Paylaş
Suudi Arabistan’ın en önemli iki petrol üretim tesisi Abkayk ve Khurais, Yemen’deki Husiler tarafından vuruldu.
Hürriyet “Drone’un 14 Eylül’ü” başlığıyla duyurmuştu haberi ki, olaya savaş taktikleri, geleceğin savaşları ve silahları gözüyle de bakılabilecek saldırı olduğu gerçek.
Husiler daha geçtiğimiz 7 Temmuz’da başkent Sana’da (İran yardımıyla) geliştirdikleri İHA, SİHA ve balistik füzeleri tanıtmıştı bir toplantıyla.
Menzilleri 1500 kilometreye erişen UAV-X tipi inansız hava araçlarına sahip oldukları da daha önce Birleşmiş Milletler raporlarına yansımıştı.
Benzer metotlarla daha önce de saldırılar düzenlemişlerdi ancak bu sefer “büyük ses” getirdi Husiler.
Vurulan iki tesis o kadar büyük ki, küresel petrol üretiminin yüzde 5’ine denk geldi! 1991’deki Körfez hadisesinden bu yana en büyük fiyat sıçraması yaşandı, yüzde 19’a kadar fırladı, yüzde 10 civarında sakinleşmeye çalıştı petrol fiyatları...
Bu iki tesisin devreye girmesi için en iyimserler bile “haftalar” gerekeceğini düşünüyor ki; petrol fiyatlarının da kolay kolay “eskiye dönmeyeceği” anlamına geliyor.
Pahalı petrolün hele ki bizim gibi “üretici olmayan” ülkeler ve elbette o ülkelerin çalışanlarına ne anlam ifade ettiğini peşi sıra gelen zamlarla, fiyat güncellemeleriyle biliyoruz...
Ama hadiseler bizim cebimizdeki deliğin büyümesini pek de önemsemeyecek kadar büyük.
ABD, İran’ı suçladı, Suudi Arabistan’a “Vur de vuralım” diye seslenerek efelendi. İran “Ben yapmadım ama yapan da Yemen’i savunmak için yapıyor. Silahsa biz de de var, biz de vururuz” diye karşılık verdi.
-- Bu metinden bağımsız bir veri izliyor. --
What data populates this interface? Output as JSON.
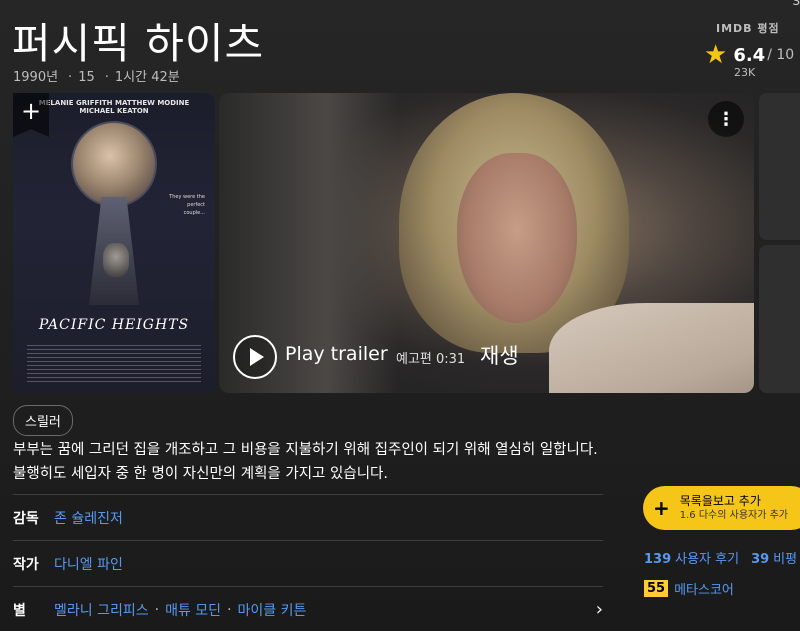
{
  "movie": {
    "title": "퍼시픽 하이츠",
    "year": "1990년",
    "certificate": "15",
    "runtime": "1시간 42분"
  },
  "corner_clip": "S",
  "rating": {
    "label": "IMDB 평점",
    "score": "6.4",
    "out_of": "/ 10",
    "votes": "23K"
  },
  "poster": {
    "names_line1": "MELANIE GRIFFITH    MATTHEW MODINE",
    "names_line2": "MICHAEL KEATON",
    "tagline": "They were the perfect couple...",
    "poster_title": "PACIFIC HEIGHTS"
  },
  "trailer": {
    "play_label": "Play trailer",
    "meta": "예고편 0:31",
    "action": "재생"
  },
  "genre": "스릴러",
  "plot": "부부는 꿈에 그리던 집을 개조하고 그 비용을 지불하기 위해 집주인이 되기 위해 열심히 일합니다. 불행히도 세입자 중 한 명이 자신만의 계획을 가지고 있습니다.",
  "credits": {
    "director_label": "감독",
    "director": "존 슐레진저",
    "writer_label": "작가",
    "writer": "다니엘 파인",
    "stars_label": "별",
    "stars": [
      "멜라니 그리피스",
      "매튜 모딘",
      "마이클 키튼"
    ]
  },
  "watchlist": {
    "main": "목록을보고 추가",
    "sub": "1.6 다수의 사용자가 추가"
  },
  "reviews": {
    "user_count": "139",
    "user_label": "사용자 후기",
    "critic_count": "39",
    "critic_label": "비평"
  },
  "metascore": {
    "value": "55",
    "label": "메타스코어"
  },
  "colors": {
    "accent_yellow": "#f5c518",
    "link_blue": "#5799ef",
    "metascore_yellow": "#ffcc33"
  }
}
Zaten gergin olan ortam iyice gerildi, Birleşmiş Milletler için liderler toplandığında gerçekleşme ihtimali bulunan ABD-İran görüşmesi suya düştü...
Türkiye saldırıları kınadı “güvenlik ve istikrara zarar verecek her türlü provokatif eylemlerden kaçınılması gerektiğini” söyledi.
İran’ın desteklediği Husiler, Türkiye’nin açıkça görüşmekten hâlâ kaçındığı Esad’ı desteklerken...
Suudi Arabistan ile aramız Kaşıkçı cinayetinden bazı bölgesel problemlere bakıştaki farklılığa kadar uzanan sorunlar içerirken...
Bölgede gerilim cephe cephe artarken, petrol fiyatları roketlenmişken, kimin eli kimin cebinde anlaşılmazken, Ortadoğu her yerinden çatırdarken...
“Adresi meçhul” kınamalar, konjonktürel babalanmalar derken...
Şunu hiç unutmayın derim...
İran tarafından desteklenen Husiler ve Suudi Arabistan’ın öncü olduğu, ABD destekli koalisyon arasındaki savaş özellikle son dört yıldır şiddetini arttırarak büyümeye evrildi...
Savaş, kıtlık ve salgın hastalıklar on binlerce Yemen vatandaşının canını aldı, sakat bıraktı, evsiz bıraktı, yurtsuz bıraktı.
On binlerce çocuk açlıktan, koleradan hayatını kaybetti.
Devler tepişirken yitip giden masumları unutmayın derim.